The BBC is reporting that “new gargoyles were being lifted into place at Gloucester Cathedral as part of a revamp of the building.” This is what the new release says:
New gargoyles were being lifted into place at Gloucester Cathedral as part of a revamp of the building.
The three sculptures are part of an ongoing restoration project of the 800-year-old cathedral, which is costing an estimated £750,000.
They have been carved by the cathedral’s own team of stonemasons to replace the original 600-year-old gargoyles on the south aisle.
The figures depict characters from the Old Testament’s Book of Psalms.
The project to replace the original 13 gargoyles was due to be completed in about three or four years’ time, said a cathedral spokesman.
The gargoyles put in place in Tuesday depicted characters from Psalm 148, he added.
According to the news report, “the gargoyles put in place in Tuesday depicted characters from Psalm 148.”

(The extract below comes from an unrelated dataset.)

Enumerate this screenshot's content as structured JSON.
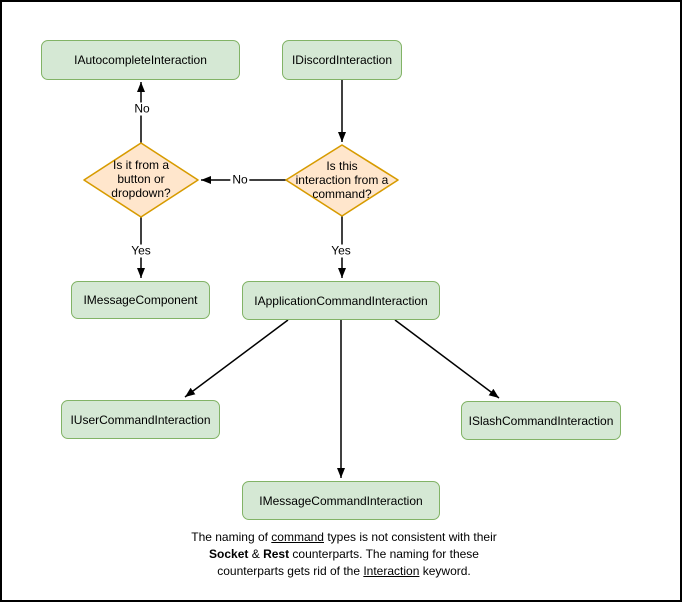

I had forgotten about the gargoyles of the Old Testament, those grotesque figures generally used as ornaments in pagan temples and in churches whose function was to scare off evil spirits and protect holy places.
So, I reread Psalm 148, the biblical text used to depict those gargoyles. And sure enough, just as I suspected, the gargoyles of Psalm 148 are just the creation of a very fertile imagination.